Doubt, and Reading the Cure

A moment of doubt: I have come to the workshop this morning to work again on the scroll. I am bevelling the ends of one of the rods with my blockplane, using the bench-hook as a shooting board. I have just realised that i am wearing a groove in the bench with this arrangement, and the thought came to me that I should take the time to make a proper, acurate shooting board. The thing is, I don’t want to. I aught to want to, that’s the sort of thing woodworkers like doing, and there would have been a time when I would’ve jumped at the chance. Surely it’s a good thing to get a bit better set up, a bit more organised? But just now I would rather go and read in the library. I say rather because it’s not that I don’t want to make a shooting board, just that other things seem more engaging. I feel disconnected from my tools, and from woodworking. It used to be that I saw this as my calling almost, and I aimed to one day set up on my own and do it full time. Now, though… I now can’t imagine wanting to get up every morning and go to work at the bench; it would drive me down so. I don’t think there’s anything wrong with feeling like this – after all, at the moment I don’t have to do it every day, and it’s not as though I don’t want to work with wood at all: I do. It’s just that the motivation has changed: I don’t want to live in a wholly machine-made environment, and so I must make much of my surrounds myself. But that’s all: I don’t want to make htings for other people and to their specifications. And I don’t need all that much for myself; I don’t need to make all that much. So where does my woodwork practice stand? As a hobby? Something that I take seriously but that is not my main game? So what is my main game? Understanding this world – will that do? I want to lead a simple life, tinkering with my bike, walking to the shops, growing food, being slow and quiet. I do not want to be obsessive about woodwork; ‘I live for wood’ is not me. Maybe ‘I live with wood’ fits better.

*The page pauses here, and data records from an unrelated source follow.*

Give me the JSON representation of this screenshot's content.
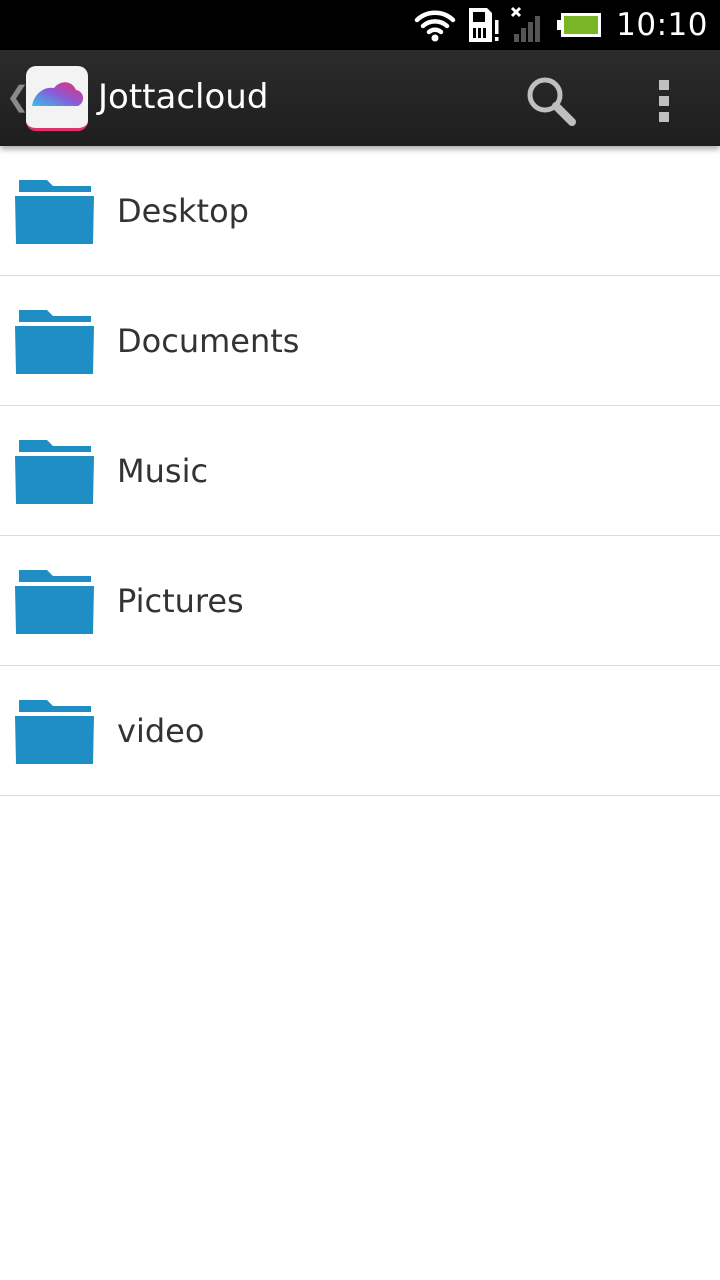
{
  "status_bar": {
    "time": "10:10",
    "icons": [
      "wifi-icon",
      "sd-card-icon",
      "signal-off-icon",
      "battery-icon"
    ],
    "battery_color": "#7ab526"
  },
  "action_bar": {
    "app_name": "Jottacloud",
    "icons": [
      "up-caret-icon",
      "jottacloud-logo",
      "search-icon",
      "overflow-menu-icon"
    ]
  },
  "folders": [
    {
      "label": "Desktop"
    },
    {
      "label": "Documents"
    },
    {
      "label": "Music"
    },
    {
      "label": "Pictures"
    },
    {
      "label": "video"
    }
  ],
  "colors": {
    "folder": "#1f8ec4",
    "action_bar": "#222222",
    "text": "#333333"
  }
}
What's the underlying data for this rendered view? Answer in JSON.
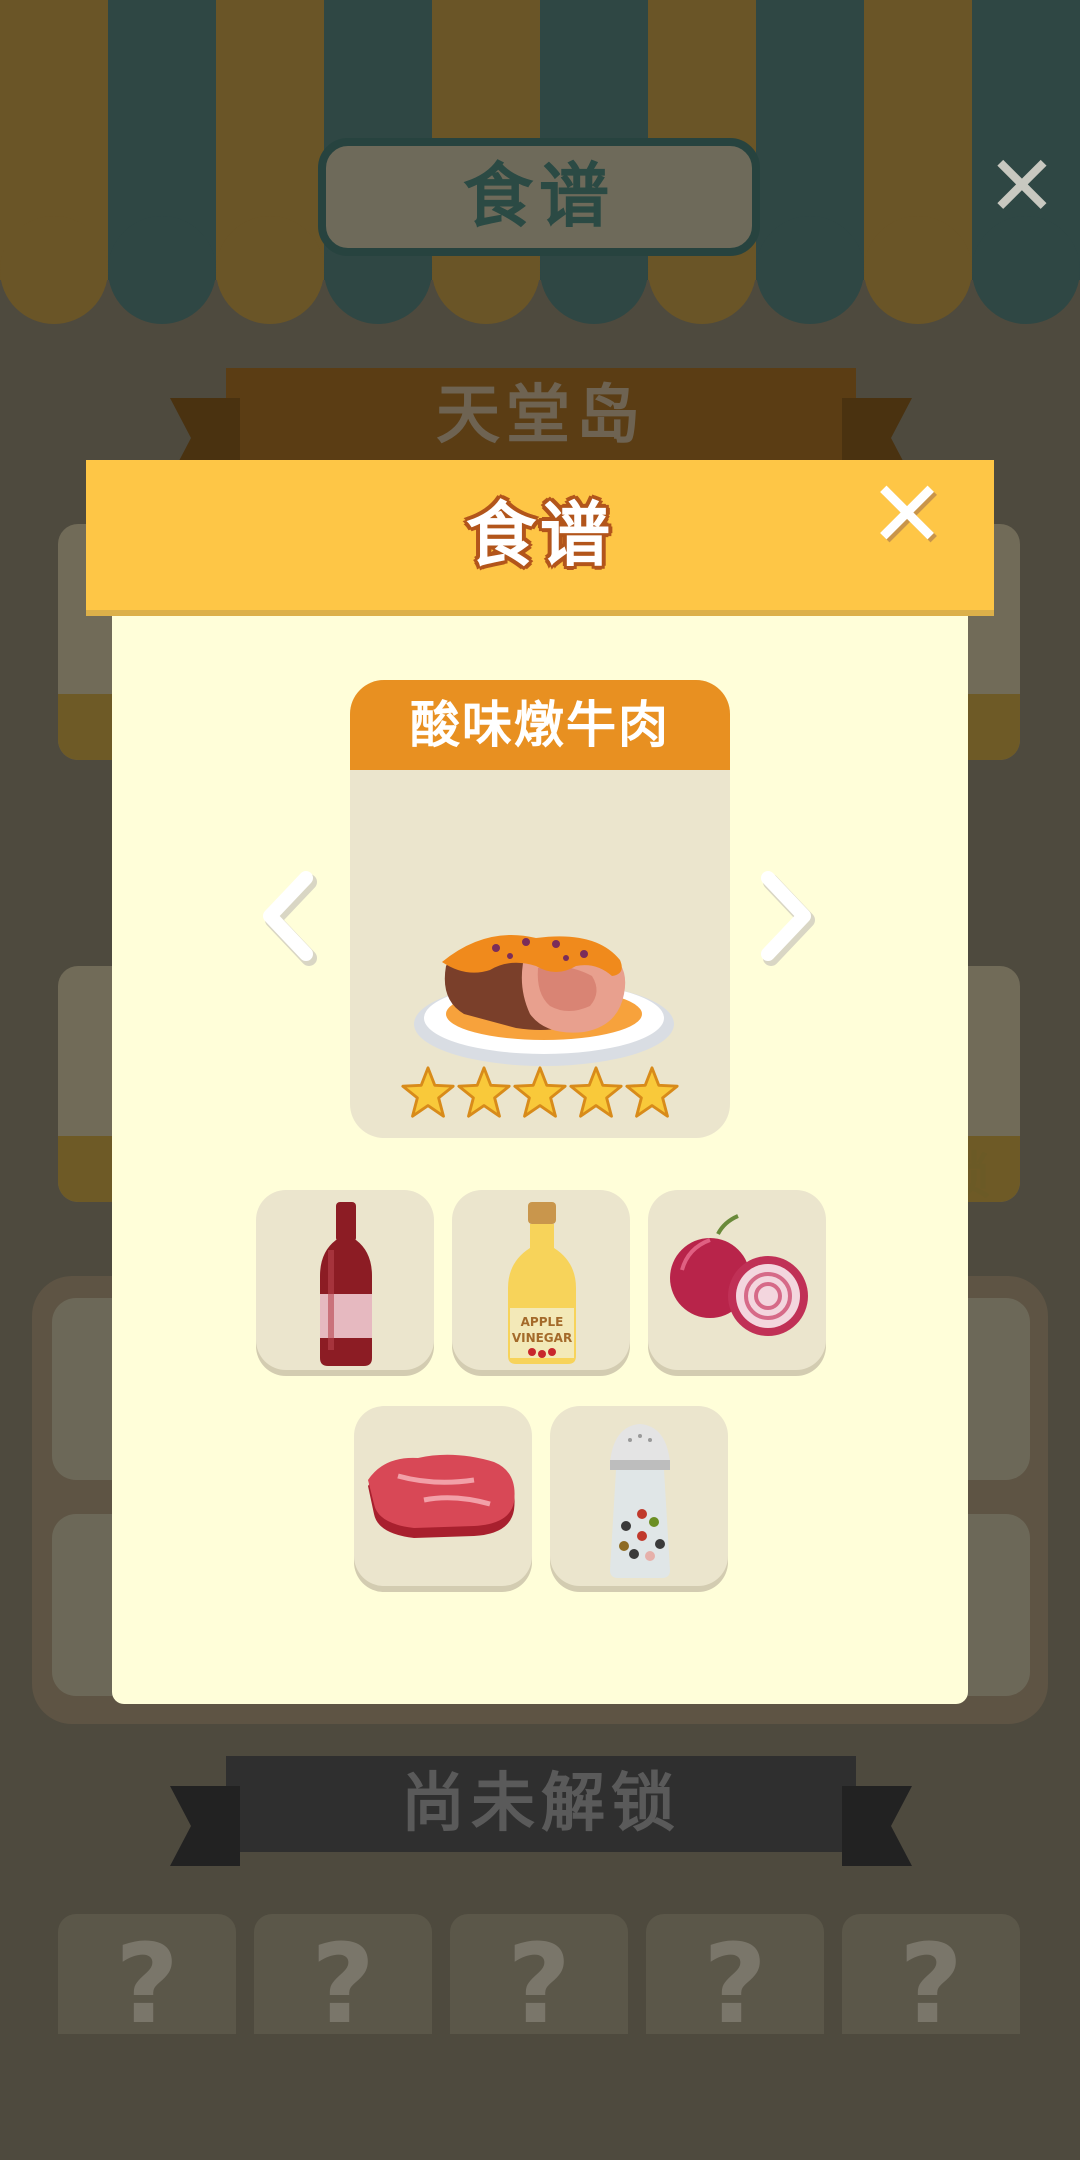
{
  "background": {
    "title": "食谱",
    "close_glyph": "✕",
    "section_unlocked": "天堂岛",
    "section_locked": "尚未解锁",
    "lock_tile_glyph": "?",
    "partial_lock_text": "锁"
  },
  "modal": {
    "title": "食谱",
    "close_glyph": "✕",
    "dish": {
      "name": "酸味燉牛肉",
      "rating": 5,
      "max_rating": 5
    },
    "ingredients": [
      {
        "name": "red-wine",
        "icon": "wine-bottle-icon"
      },
      {
        "name": "apple-vinegar",
        "icon": "vinegar-bottle-icon",
        "label_line1": "APPLE",
        "label_line2": "VINEGAR"
      },
      {
        "name": "red-onion",
        "icon": "onion-icon"
      },
      {
        "name": "beef-steak",
        "icon": "steak-icon"
      },
      {
        "name": "pepper",
        "icon": "pepper-grinder-icon"
      }
    ]
  },
  "colors": {
    "header": "#fec646",
    "dish_name_bar": "#e89021",
    "modal_body": "#fffed9",
    "card": "#ebe5cd"
  }
}
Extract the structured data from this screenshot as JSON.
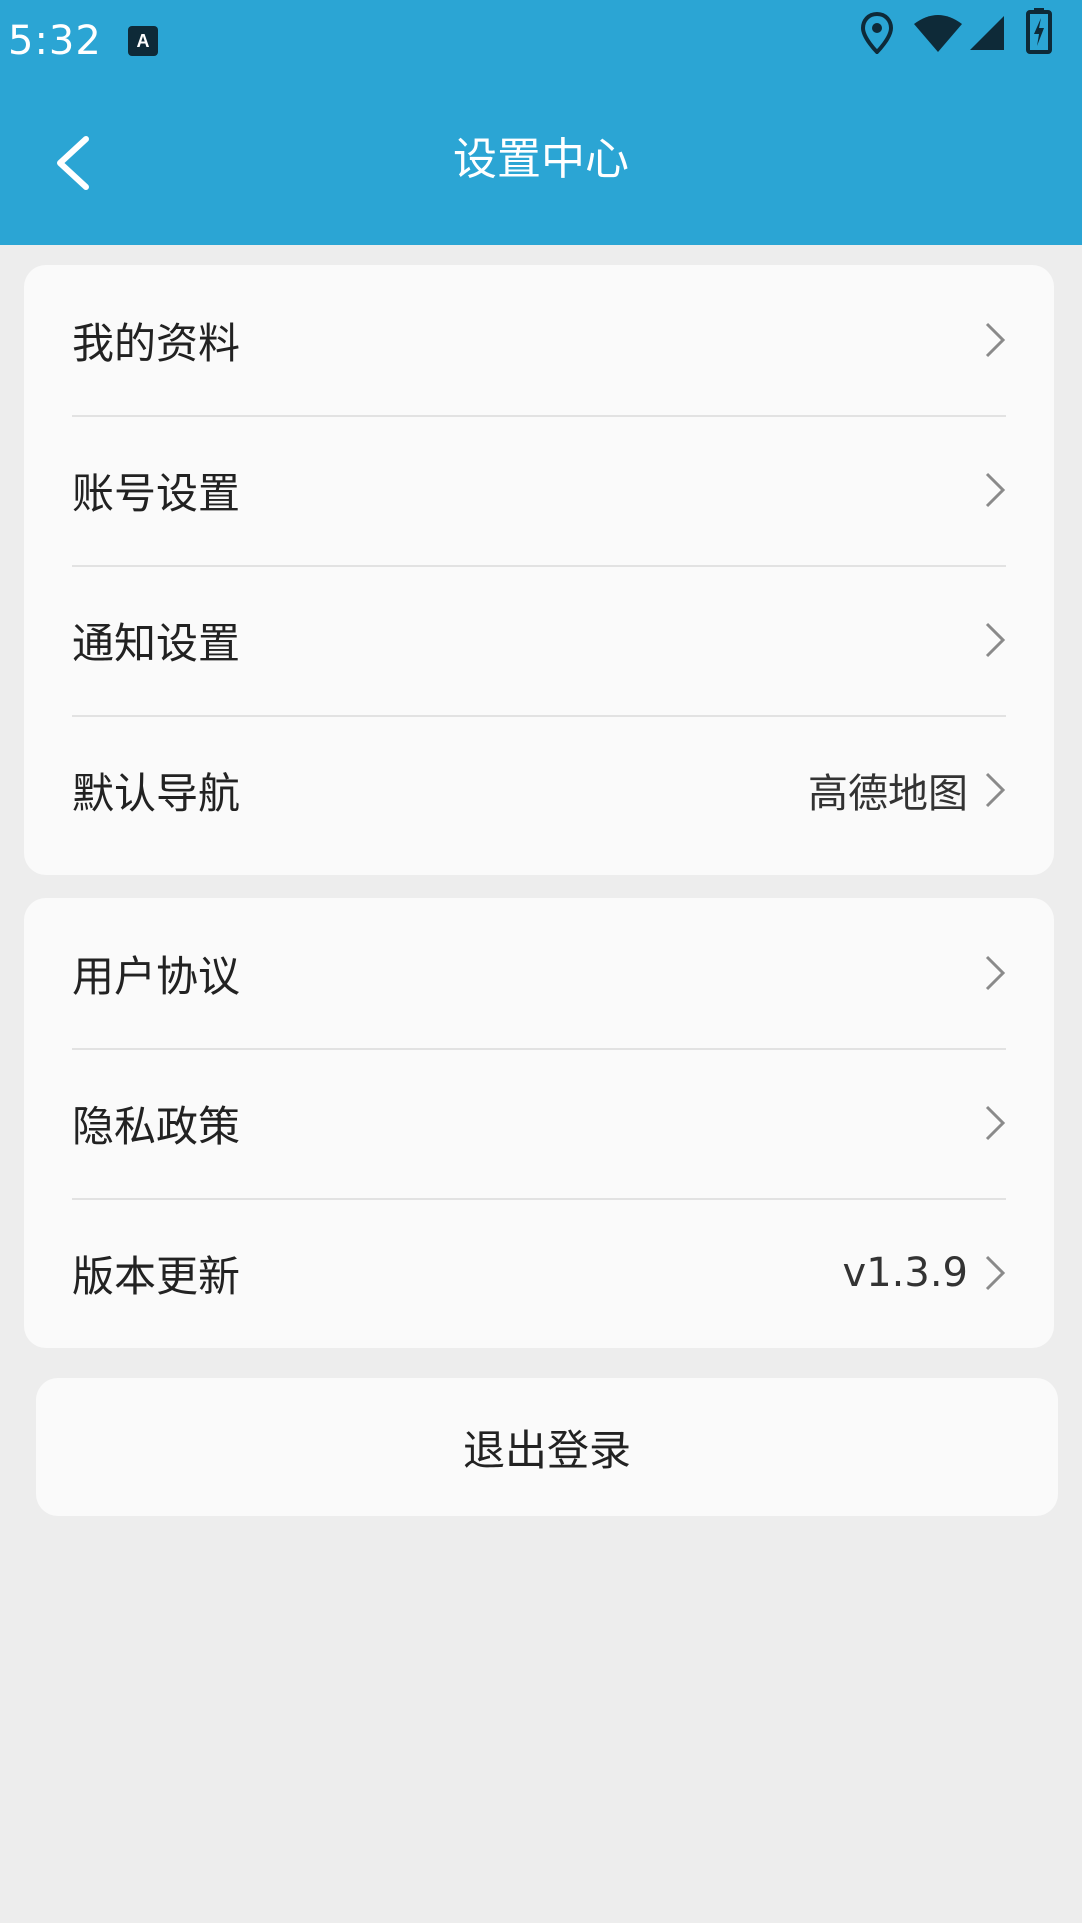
{
  "status_bar": {
    "time": "5:32",
    "icons": [
      "a-notification-icon",
      "location-icon",
      "wifi-icon",
      "signal-icon",
      "battery-charging-icon"
    ]
  },
  "header": {
    "title": "设置中心",
    "back_icon": "back-chevron-icon",
    "bg_color": "#2ba5d4"
  },
  "groups": {
    "personal": [
      {
        "label": "我的资料",
        "value": ""
      },
      {
        "label": "账号设置",
        "value": ""
      },
      {
        "label": "通知设置",
        "value": ""
      },
      {
        "label": "默认导航",
        "value": "高德地图"
      }
    ],
    "about": [
      {
        "label": "用户协议",
        "value": ""
      },
      {
        "label": "隐私政策",
        "value": ""
      },
      {
        "label": "版本更新",
        "value": "v1.3.9"
      }
    ]
  },
  "logout": {
    "label": "退出登录"
  }
}
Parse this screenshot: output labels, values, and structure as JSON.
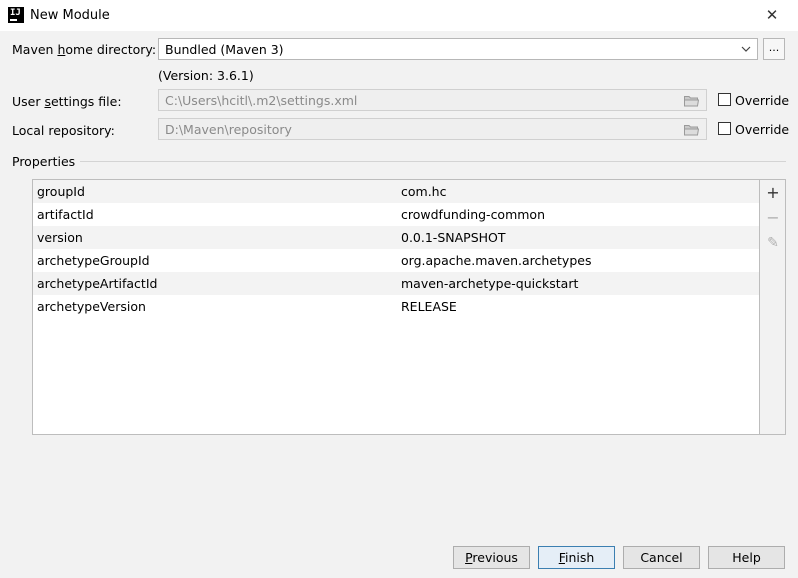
{
  "window": {
    "title": "New Module",
    "app_icon_text": "IJ"
  },
  "maven_home": {
    "label_pre": "Maven ",
    "label_mnemonic": "h",
    "label_post": "ome directory:",
    "value": "Bundled (Maven 3)",
    "version": "(Version: 3.6.1)",
    "browse_label": "..."
  },
  "user_settings": {
    "label_pre": "User ",
    "label_mnemonic": "s",
    "label_post": "ettings file:",
    "value": "C:\\Users\\hcitl\\.m2\\settings.xml",
    "override_label": "Override",
    "override_checked": false
  },
  "local_repo": {
    "label": "Local repository:",
    "value": "D:\\Maven\\repository",
    "override_label": "Override",
    "override_checked": false
  },
  "properties": {
    "label": "Properties",
    "rows": [
      {
        "key": "groupId",
        "value": "com.hc"
      },
      {
        "key": "artifactId",
        "value": "crowdfunding-common"
      },
      {
        "key": "version",
        "value": "0.0.1-SNAPSHOT"
      },
      {
        "key": "archetypeGroupId",
        "value": "org.apache.maven.archetypes"
      },
      {
        "key": "archetypeArtifactId",
        "value": "maven-archetype-quickstart"
      },
      {
        "key": "archetypeVersion",
        "value": "RELEASE"
      }
    ],
    "tools": {
      "add": "+",
      "remove": "−",
      "edit": "✎"
    }
  },
  "buttons": {
    "previous_mnemonic": "P",
    "previous_rest": "revious",
    "finish_mnemonic": "F",
    "finish_rest": "inish",
    "cancel": "Cancel",
    "help": "Help"
  },
  "colors": {
    "accent": "#3c7fb1",
    "background": "#f2f2f2"
  }
}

I don’t want to solve this problem in any practical, this-is-what-I-shall-do way. I want only to feel these things, these fragments of the poetry of our world. To sit and see the poetic reality of a situation, not the dull materialist reality that is supposedly what we are seeing. I should rather sit and look at a concrete wall than go Travelling, for how much easier will it be to see the poetry of the simple wall than the overwhelming power of a scene that is every moment changing? People seem not to agree with me on that one though, so prehaps I’ve got it wrong!

The environment in which I read is of great importance to me. What I read takes on a very different character depending on where I read it. When here in this busy [insert relevant political party name] office, surrounded by busy people doing work that is ‘important’, I get caught up in dealing with technology, and enjoying it – but forgetting the slow, the quiet and the reason one would bother appreciating a blank wall.

Now in Chifley: The place is for reading: Poetics t’was my choice.